The continuation of the Second World War, and refusing to give peace terms to Japan, was predicated on the war propaganda of the “Bataan Death March” which initial reports said had 5,000-7,500 casualties. Modern estimates have revised those numbers down to 500-650.
The Korean War started after North Korea was given the green light to invade by the Soviet Union, and the Soviets had been told by U.S. Secretary of State Dean Acheson in a speech on January 12, 1950 that the United States was unconcerned about the future of Korea, because it was conspicuously not mentioned as part of its “defensive perimeter” in the Pacific. The North Koreans invaded six months later, on June 25th.
The Vietnam War was predicated on two attacks upon the U.S.S. Maddox in the Gulf of Tonkin in 1964, and while there was certainly a first attack, the second attack was possibly due to misinterpretations of radar signatures during bad weather.
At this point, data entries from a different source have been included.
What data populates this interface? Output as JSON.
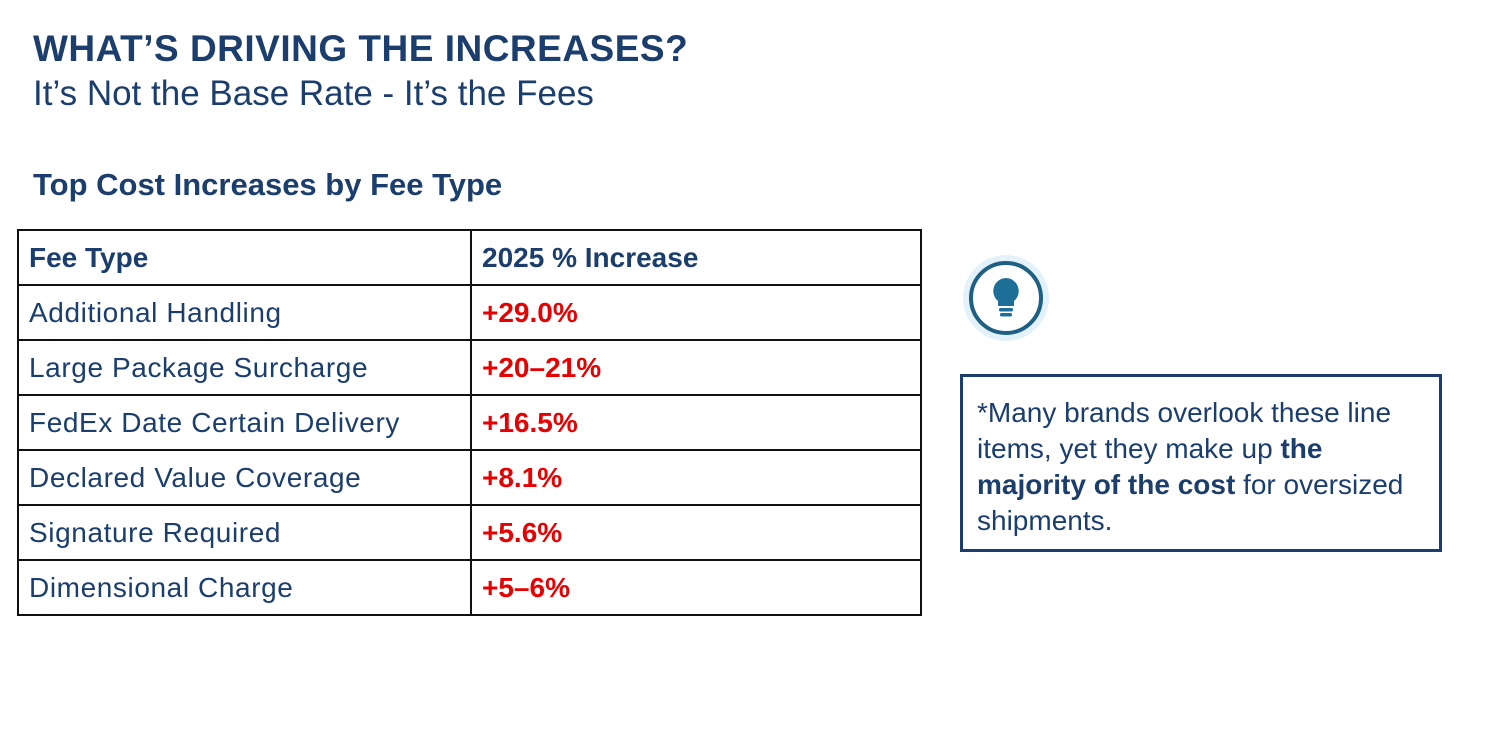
{
  "header": {
    "title": "WHAT’S DRIVING THE INCREASES?",
    "subtitle": "It’s Not the Base Rate - It’s the Fees"
  },
  "table": {
    "title": "Top Cost Increases by Fee Type",
    "columns": [
      "Fee Type",
      "2025 % Increase"
    ],
    "rows": [
      [
        "Additional Handling",
        "+29.0%"
      ],
      [
        "Large Package Surcharge",
        "+20–21%"
      ],
      [
        "FedEx Date Certain Delivery",
        "+16.5%"
      ],
      [
        "Declared Value Coverage",
        "+8.1%"
      ],
      [
        "Signature Required",
        "+5.6%"
      ],
      [
        "Dimensional Charge",
        "+5–6%"
      ]
    ]
  },
  "note": {
    "text_before": "*Many brands overlook these line items, yet they make up ",
    "emphasis": "the majority of the cost",
    "text_after": " for oversized shipments."
  }
}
The second attack was used as justification for a wide-ranging authority for the then-President Lyndon Johnson to begin a full-scale war in Vietnam.
The U.S.S. Liberty incident in June 1967 was likely a ‘false flag’ event meant to draw American into the ongoing war between Israel and its Arab neighbors known as the “Six Days War.” In that incident 34 died and 161 sailors were wounded, a signals intelligence ship was sunk by Israeli warplanes, who then attempted to strafe survivors in their liferafts, and whose survivors have said the U.S. flag was repeatedly shot down and seen by the pilots. Israel later apologized and said it was an accidental friendly-fire incident.
The Iraq War in 2003 was, in significant part, motivated by George Bush’s statements that Saddam Hussein had weapons of mass destruction and was close to developing more. These claims were later proven to be based on such obviously flawed intelligence that many whistleblowers, including former CIA agent John Kiriakou, have claimed the intelligence community suppressed all evidence indicating that such claims were false.
In August 2013 the Barack Obama administration claimed that the Syrian government had used chemical weapons on its own civilian population, claims that were highly disputed. Obama could not successfully persuade the Republican-led Congress that the intelligence was accurate. These same claims made about the then-Assad regime, that it used gas on its civilians, was denied by the U.S. military.
In March 2022, Russia claimed that the United States was developing biolabs in Ukraine, and working with Neo-Nazi militarists to harass the Russian population living in Ukraine. These claims were used to justify their invasion of Ukraine, and were denied by all of the western media outlets. Yet Victoria Nuland confirmed the existence of United States biolabs in Ukraine when she lamented to Congress that she was concerned Russia would seize control of the labs. The nazi-linked Azov batallion was similarly well-documented in dissident media, to the point where even CNN had to admit it was true while still trying to downplay its significance, disproving the mainstream narrative that there were no neo-Nazis involved.